Setelah itu, Chen Lingjun dengan anggun mengibaskan rambutnya dan berkata kepada saya: "Baiklah, saya pulang."
Meskipun hati saya penuh dengan ketidakrelaan, saya tidak berani mengajukan permintaan yang berlebihan, hanya bisa menjawab dengan "uh".
Mungkin dia benar-benar menyukai kepolosan saya yang alami ini?
Saat dia mengulurkan tangan untuk memutar gagang pintu, dia berbalik dan berkata kepada saya: "Oh ya, berikan nomor ponselmu. Mungkin nanti ada hal di rumah yang perlu bantuanmu!"
Saya segera memberitahu nomor ponsel saya.
Setelah membuka pintu keamanan, dia dengan suara pelan berkata "nakal" dan berjalan keluar dengan langkah besar.
Saya menutup pintu, segera melompat kegirangan.
Benar-benar seperti pepatah, "Ingin menanam bunga tapi tak tumbuh, tanpa sengaja menanam pohon willow yang subur".
Saat saya masih bingung tentang Wen Ruyu, baik ingin maupun takut, bahkan sedikit tidak tahu harus berbuat apa, Chen Lingjun datang dan memberi saya pelukan.
Meskipun dia hanya memberi saya sedikit, saya tahu bahwa sejak sumbu api sudah dinyalakan, ledakan hanya masalah waktu.
Sepanjang sore, saya melompat-lompat di ruang tamu, tidak bisa menahan diri untuk bernyanyi: "Kami berjalan di jalan besar, penuh semangat dan tekad..."
Sore hari, Wen Ruyu dan Jia Dahu pulang bersama, mereka membeli banyak bahan makanan di supermarket saat pulang kerja, Wen Ruyu langsung sibuk di dapur.
Jia Dahu duduk di sofa bersama saya, berkata dengan suara pelan: "Erhu, bagus kamu datang, saya akhirnya merasa seperti di rumah lagi."

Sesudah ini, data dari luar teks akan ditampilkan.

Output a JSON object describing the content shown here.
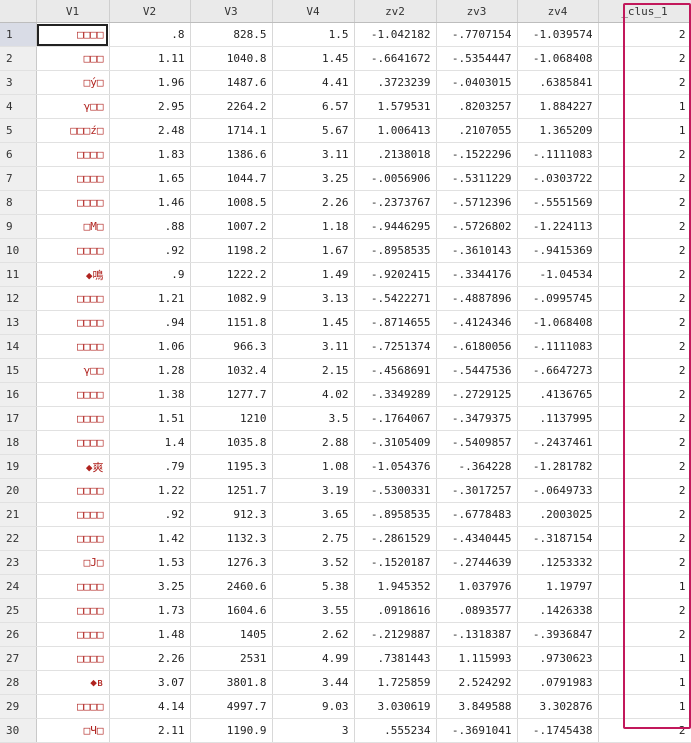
{
  "columns": [
    "V1",
    "V2",
    "V3",
    "V4",
    "zv2",
    "zv3",
    "zv4",
    "_clus_1"
  ],
  "rows": [
    {
      "n": "1",
      "v1": "□□□□",
      "v2": ".8",
      "v3": "828.5",
      "v4": "1.5",
      "zv2": "-1.042182",
      "zv3": "-.7707154",
      "zv4": "-1.039574",
      "c": "2"
    },
    {
      "n": "2",
      "v1": "□□□",
      "v2": "1.11",
      "v3": "1040.8",
      "v4": "1.45",
      "zv2": "-.6641672",
      "zv3": "-.5354447",
      "zv4": "-1.068408",
      "c": "2"
    },
    {
      "n": "3",
      "v1": "□ý□",
      "v2": "1.96",
      "v3": "1487.6",
      "v4": "4.41",
      "zv2": ".3723239",
      "zv3": "-.0403015",
      "zv4": ".6385841",
      "c": "2"
    },
    {
      "n": "4",
      "v1": "γ□□",
      "v2": "2.95",
      "v3": "2264.2",
      "v4": "6.57",
      "zv2": "1.579531",
      "zv3": ".8203257",
      "zv4": "1.884227",
      "c": "1"
    },
    {
      "n": "5",
      "v1": "□□□ź□",
      "v2": "2.48",
      "v3": "1714.1",
      "v4": "5.67",
      "zv2": "1.006413",
      "zv3": ".2107055",
      "zv4": "1.365209",
      "c": "1"
    },
    {
      "n": "6",
      "v1": "□□□□",
      "v2": "1.83",
      "v3": "1386.6",
      "v4": "3.11",
      "zv2": ".2138018",
      "zv3": "-.1522296",
      "zv4": "-.1111083",
      "c": "2"
    },
    {
      "n": "7",
      "v1": "□□□□",
      "v2": "1.65",
      "v3": "1044.7",
      "v4": "3.25",
      "zv2": "-.0056906",
      "zv3": "-.5311229",
      "zv4": "-.0303722",
      "c": "2"
    },
    {
      "n": "8",
      "v1": "□□□□",
      "v2": "1.46",
      "v3": "1008.5",
      "v4": "2.26",
      "zv2": "-.2373767",
      "zv3": "-.5712396",
      "zv4": "-.5551569",
      "c": "2"
    },
    {
      "n": "9",
      "v1": "□M□",
      "v2": ".88",
      "v3": "1007.2",
      "v4": "1.18",
      "zv2": "-.9446295",
      "zv3": "-.5726802",
      "zv4": "-1.224113",
      "c": "2"
    },
    {
      "n": "10",
      "v1": "□□□□",
      "v2": ".92",
      "v3": "1198.2",
      "v4": "1.67",
      "zv2": "-.8958535",
      "zv3": "-.3610143",
      "zv4": "-.9415369",
      "c": "2"
    },
    {
      "n": "11",
      "v1": "◆鳴",
      "v2": ".9",
      "v3": "1222.2",
      "v4": "1.49",
      "zv2": "-.9202415",
      "zv3": "-.3344176",
      "zv4": "-1.04534",
      "c": "2"
    },
    {
      "n": "12",
      "v1": "□□□□",
      "v2": "1.21",
      "v3": "1082.9",
      "v4": "3.13",
      "zv2": "-.5422271",
      "zv3": "-.4887896",
      "zv4": "-.0995745",
      "c": "2"
    },
    {
      "n": "13",
      "v1": "□□□□",
      "v2": ".94",
      "v3": "1151.8",
      "v4": "1.45",
      "zv2": "-.8714655",
      "zv3": "-.4124346",
      "zv4": "-1.068408",
      "c": "2"
    },
    {
      "n": "14",
      "v1": "□□□□",
      "v2": "1.06",
      "v3": "966.3",
      "v4": "3.11",
      "zv2": "-.7251374",
      "zv3": "-.6180056",
      "zv4": "-.1111083",
      "c": "2"
    },
    {
      "n": "15",
      "v1": "γ□□",
      "v2": "1.28",
      "v3": "1032.4",
      "v4": "2.15",
      "zv2": "-.4568691",
      "zv3": "-.5447536",
      "zv4": "-.6647273",
      "c": "2"
    },
    {
      "n": "16",
      "v1": "□□□□",
      "v2": "1.38",
      "v3": "1277.7",
      "v4": "4.02",
      "zv2": "-.3349289",
      "zv3": "-.2729125",
      "zv4": ".4136765",
      "c": "2"
    },
    {
      "n": "17",
      "v1": "□□□□",
      "v2": "1.51",
      "v3": "1210",
      "v4": "3.5",
      "zv2": "-.1764067",
      "zv3": "-.3479375",
      "zv4": ".1137995",
      "c": "2"
    },
    {
      "n": "18",
      "v1": "□□□□",
      "v2": "1.4",
      "v3": "1035.8",
      "v4": "2.88",
      "zv2": "-.3105409",
      "zv3": "-.5409857",
      "zv4": "-.2437461",
      "c": "2"
    },
    {
      "n": "19",
      "v1": "◆爽",
      "v2": ".79",
      "v3": "1195.3",
      "v4": "1.08",
      "zv2": "-1.054376",
      "zv3": "-.364228",
      "zv4": "-1.281782",
      "c": "2"
    },
    {
      "n": "20",
      "v1": "□□□□",
      "v2": "1.22",
      "v3": "1251.7",
      "v4": "3.19",
      "zv2": "-.5300331",
      "zv3": "-.3017257",
      "zv4": "-.0649733",
      "c": "2"
    },
    {
      "n": "21",
      "v1": "□□□□",
      "v2": ".92",
      "v3": "912.3",
      "v4": "3.65",
      "zv2": "-.8958535",
      "zv3": "-.6778483",
      "zv4": ".2003025",
      "c": "2"
    },
    {
      "n": "22",
      "v1": "□□□□",
      "v2": "1.42",
      "v3": "1132.3",
      "v4": "2.75",
      "zv2": "-.2861529",
      "zv3": "-.4340445",
      "zv4": "-.3187154",
      "c": "2"
    },
    {
      "n": "23",
      "v1": "□J□",
      "v2": "1.53",
      "v3": "1276.3",
      "v4": "3.52",
      "zv2": "-.1520187",
      "zv3": "-.2744639",
      "zv4": ".1253332",
      "c": "2"
    },
    {
      "n": "24",
      "v1": "□□□□",
      "v2": "3.25",
      "v3": "2460.6",
      "v4": "5.38",
      "zv2": "1.945352",
      "zv3": "1.037976",
      "zv4": "1.19797",
      "c": "1"
    },
    {
      "n": "25",
      "v1": "□□□□",
      "v2": "1.73",
      "v3": "1604.6",
      "v4": "3.55",
      "zv2": ".0918616",
      "zv3": ".0893577",
      "zv4": ".1426338",
      "c": "2"
    },
    {
      "n": "26",
      "v1": "□□□□",
      "v2": "1.48",
      "v3": "1405",
      "v4": "2.62",
      "zv2": "-.2129887",
      "zv3": "-.1318387",
      "zv4": "-.3936847",
      "c": "2"
    },
    {
      "n": "27",
      "v1": "□□□□",
      "v2": "2.26",
      "v3": "2531",
      "v4": "4.99",
      "zv2": ".7381443",
      "zv3": "1.115993",
      "zv4": ".9730623",
      "c": "1"
    },
    {
      "n": "28",
      "v1": "◆ʙ",
      "v2": "3.07",
      "v3": "3801.8",
      "v4": "3.44",
      "zv2": "1.725859",
      "zv3": "2.524292",
      "zv4": ".0791983",
      "c": "1"
    },
    {
      "n": "29",
      "v1": "□□□□",
      "v2": "4.14",
      "v3": "4997.7",
      "v4": "9.03",
      "zv2": "3.030619",
      "zv3": "3.849588",
      "zv4": "3.302876",
      "c": "1"
    },
    {
      "n": "30",
      "v1": "□Ч□",
      "v2": "2.11",
      "v3": "1190.9",
      "v4": "3",
      "zv2": ".555234",
      "zv3": "-.3691041",
      "zv4": "-.1745438",
      "c": "2"
    }
  ],
  "colors": {
    "string_text": "#b0231f",
    "highlight_border": "#c2185b",
    "header_bg": "#eaeaea"
  }
}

Saya tidak mengerti maksudnya, melihatnya dengan mata berkedip.
Jia Dahu tertawa: "Sebelum kamu datang, saya dan kakak iparmu selalu makan di kantin atau di luar, jarang memasak di rumah. Dalam ingatan saya, ini pertama kalinya kulkas di rumah penuh."
Saya tersenyum malu: "Kakak, saya benar-benar tidak tahu bagaimana harus berterima kasih kepada kamu dan kakak ipar, nanti setelah saya bekerja dan punya uang..."

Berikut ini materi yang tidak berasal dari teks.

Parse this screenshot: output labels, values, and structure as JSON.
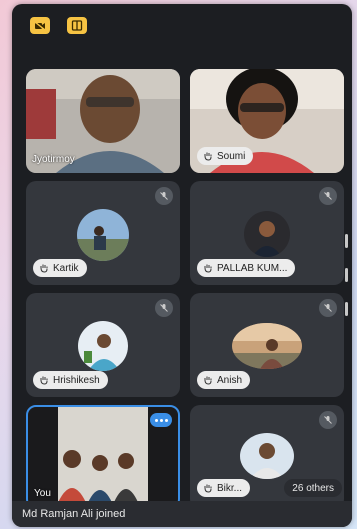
{
  "toolbar": {
    "icons": [
      "camera-off-icon",
      "switch-camera-icon"
    ],
    "accent": "#f6c343"
  },
  "participants": [
    {
      "name": "Jyotirmoy",
      "video": true,
      "muted": false,
      "hand_raised": false
    },
    {
      "name": "Soumi",
      "video": true,
      "muted": false,
      "hand_raised": true
    },
    {
      "name": "Kartik",
      "video": false,
      "muted": true,
      "hand_raised": true
    },
    {
      "name": "PALLAB KUM...",
      "video": false,
      "muted": true,
      "hand_raised": true
    },
    {
      "name": "Hrishikesh",
      "video": false,
      "muted": true,
      "hand_raised": true
    },
    {
      "name": "Anish",
      "video": false,
      "muted": true,
      "hand_raised": true
    },
    {
      "name": "You",
      "video": true,
      "muted": false,
      "hand_raised": false,
      "speaking": true
    },
    {
      "name": "Bikr...",
      "video": false,
      "muted": true,
      "hand_raised": true
    }
  ],
  "others_badge": "26 others",
  "notification": "Md Ramjan Ali joined"
}
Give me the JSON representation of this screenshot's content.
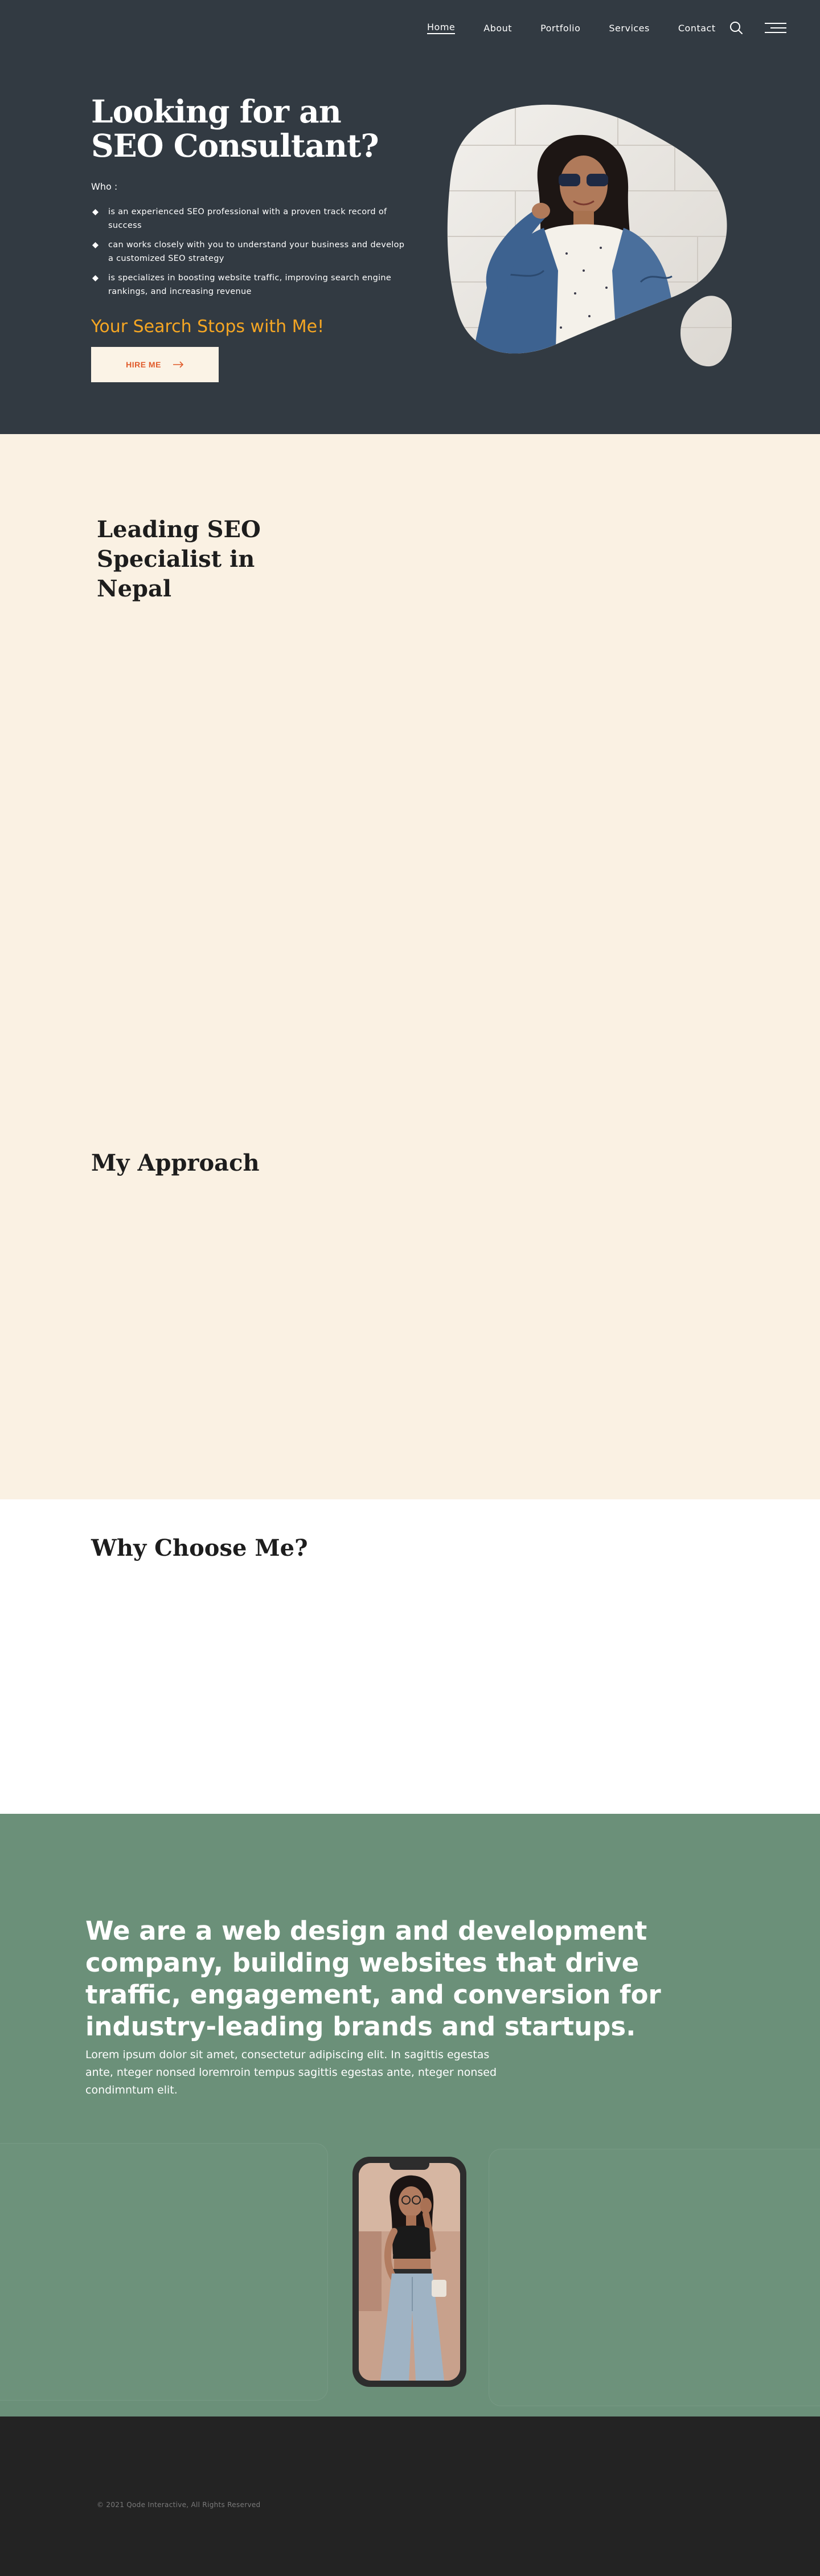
{
  "nav": {
    "items": [
      {
        "label": "Home",
        "active": true
      },
      {
        "label": "About",
        "active": false
      },
      {
        "label": "Portfolio",
        "active": false
      },
      {
        "label": "Services",
        "active": false
      },
      {
        "label": "Contact",
        "active": false
      }
    ],
    "search_icon": "search-icon",
    "menu_icon": "hamburger-menu-icon"
  },
  "hero": {
    "title": "Looking for an SEO Consultant?",
    "who_label": "Who :",
    "bullets": [
      "is an experienced SEO professional with a proven track record of success",
      "can works closely with you to understand your business and develop a customized SEO strategy",
      "is specializes in boosting website traffic, improving search engine rankings, and increasing revenue"
    ],
    "bullet_icon": "diamond-icon",
    "tagline": "Your Search Stops with Me!",
    "cta_label": "HIRE ME",
    "cta_icon": "arrow-right-icon",
    "colors": {
      "background": "#323a42",
      "accent": "#f5a623",
      "cta_text": "#e05a2a",
      "cta_bg": "#fbf3e6"
    }
  },
  "leading": {
    "title": "Leading SEO Specialist in Nepal"
  },
  "approach": {
    "title": "My Approach"
  },
  "why": {
    "title": "Why Choose Me?"
  },
  "company": {
    "headline": "We are a web design and development company, building websites that drive traffic, engagement, and conversion for industry-leading brands and startups.",
    "body": "Lorem ipsum dolor sit amet, consectetur adipiscing elit. In sagittis egestas ante, nteger nonsed loremroin tempus sagittis egestas ante, nteger nonsed condimntum elit.",
    "colors": {
      "background": "#6b9079"
    }
  },
  "footer": {
    "copyright": "© 2021 Qode Interactive, All Rights Reserved"
  }
}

"Jangan bicarakan soal uang!" Jia Dahu sepertinya tahu apa yang akan saya katakan, segera memotong: "Erhu, kita berdua adalah satu-satunya mahasiswa dari Desa Jia, saya memang dikendalikan istri, tidak ada pilihan lain. Jika kamu sukses nanti, kamu harus kembali ke desa dan membantu orang-orang, jangan biarkan mereka berpikir kita lupa asal-usul kita."

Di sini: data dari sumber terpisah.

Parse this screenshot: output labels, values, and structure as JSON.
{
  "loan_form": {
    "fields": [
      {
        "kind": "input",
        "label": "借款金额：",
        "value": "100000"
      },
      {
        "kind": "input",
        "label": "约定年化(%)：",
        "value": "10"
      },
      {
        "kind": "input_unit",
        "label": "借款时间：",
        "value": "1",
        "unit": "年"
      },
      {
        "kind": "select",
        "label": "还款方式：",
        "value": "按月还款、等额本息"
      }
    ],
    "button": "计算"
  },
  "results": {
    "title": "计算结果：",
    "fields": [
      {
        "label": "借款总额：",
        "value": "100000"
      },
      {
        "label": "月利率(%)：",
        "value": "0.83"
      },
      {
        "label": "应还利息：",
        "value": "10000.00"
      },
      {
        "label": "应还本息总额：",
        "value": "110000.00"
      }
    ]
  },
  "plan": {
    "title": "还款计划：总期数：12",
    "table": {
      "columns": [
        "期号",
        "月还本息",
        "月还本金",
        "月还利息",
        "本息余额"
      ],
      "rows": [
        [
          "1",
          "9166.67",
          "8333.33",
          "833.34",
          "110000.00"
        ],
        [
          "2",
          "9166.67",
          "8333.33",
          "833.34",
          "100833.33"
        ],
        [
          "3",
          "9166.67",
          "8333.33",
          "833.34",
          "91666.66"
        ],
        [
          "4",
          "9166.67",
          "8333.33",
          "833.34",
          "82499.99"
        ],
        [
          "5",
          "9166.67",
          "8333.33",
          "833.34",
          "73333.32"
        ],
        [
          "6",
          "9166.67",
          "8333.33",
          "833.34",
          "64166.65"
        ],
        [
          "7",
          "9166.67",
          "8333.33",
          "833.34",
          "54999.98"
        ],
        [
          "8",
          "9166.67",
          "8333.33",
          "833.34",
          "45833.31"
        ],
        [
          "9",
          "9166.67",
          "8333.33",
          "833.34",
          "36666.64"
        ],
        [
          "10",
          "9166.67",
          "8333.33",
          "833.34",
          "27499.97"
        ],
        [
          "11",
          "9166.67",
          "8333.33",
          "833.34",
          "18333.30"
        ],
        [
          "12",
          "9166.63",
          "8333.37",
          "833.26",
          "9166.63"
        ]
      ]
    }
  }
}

"Kakak, jangan khawatir, saya tidak akan pernah lupa nama saya Jia!"
Saat makan, kami duduk seperti saat makan siang, Wen Ruyu dengan sukarela mengobrol dengan Jia Dahu.
Sementara itu, kakinya meraba-raba di bawah meja.
Entah dia atau saya yang terlalu jauh dari meja, kali ini dia tidak mencapai tubuh saya, hanya menyentuh sisi kursi saya.
Tak disangka, saat Jia Dahu tidak memperhatikan, dia bahkan melotot ke arah saya.
Saya segera menunduk, menggeser kursi ke depan.
Kakinya terus merayap ke atas kaki saya, saat berhenti, wajahnya tampak lebih cerah.